Service fabric cluster cant get node0 to rejoin 3 node cluster

114 Views Asked by At

We have a 3 node service fabric cluster, node 0 which was the one that we used to setup the cluster is working but not listed in the System ClusterManagerService and other ones, but is in the FailoverManagerService.

enter image description here

How can I add it back in as I'm stumped at the moment, spend most of the day on this an no wiser?

With no answers I am thinking I will just need to remove the cluster and then recreate it.

1

There are 1 best solutions below

0
Andrew On BEST ANSWER

I was unable to recover it, so remove the cluster and recreated it, with the following commands in PowerShell on one of the nodes.

Connect-ServiceFabricCluster

Get the current configuration for the cluster

Get-ServiceFabricClusterConfiguration > C:\temp\train_cluster_config_old.json

With the config we can now remove the cluster

Remove-ServiceFabricCluster -ClusterConfigFilePath train_cluster_config_old.json

You may have to remove any left over node folders under C:\ProgramData\SF or the next steps will inform you that you need to remove them.

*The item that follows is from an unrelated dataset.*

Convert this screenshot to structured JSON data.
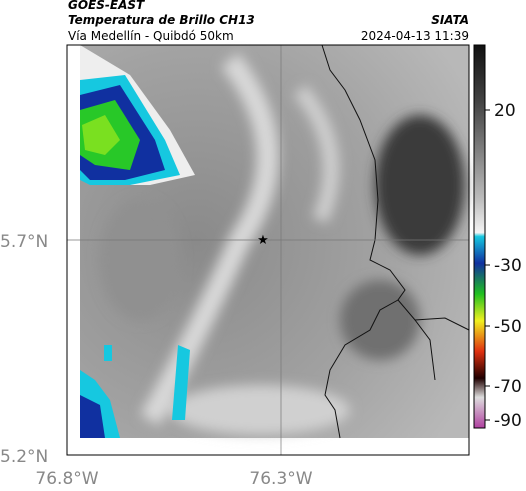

Make sure you are happy with the config, then test it with the tools you will need on one node https://go.microsoft.com/fwlink/?LinkId=730690

.\TestConfiguration.ps1 -ClusterConfigFilePath C:\temp\train_cluster_config_old.json -FabricRuntimePackagePath C:\temp\Microsoft.Azure.ServiceFabric.WindowsServer.8.1.321.9590\DeploymentRuntimePackages\MicrosoftAzureServiceFabric.8.1.321.9590.cab

If that all succeeds then run the command that will create the cluster

.\CreateServiceFabricCluster.ps1 -ClusterConfigFilePath C:\temp\train_cluster_config_old.json -FabricRuntimePackagePath C:\temp\Microsoft.Azure.ServiceFabric.WindowsServer.8.1.321.9590\DeploymentRuntimePackages\MicrosoftAzureServiceFabric.8.1.321.9590.cab

Give it a few minutes to run and start up and then navigate to https://localhost:19080/Explorer/index.html on the nodes to makes sure its running.

You will now need to deploy all your applications again as the cluster will be empty.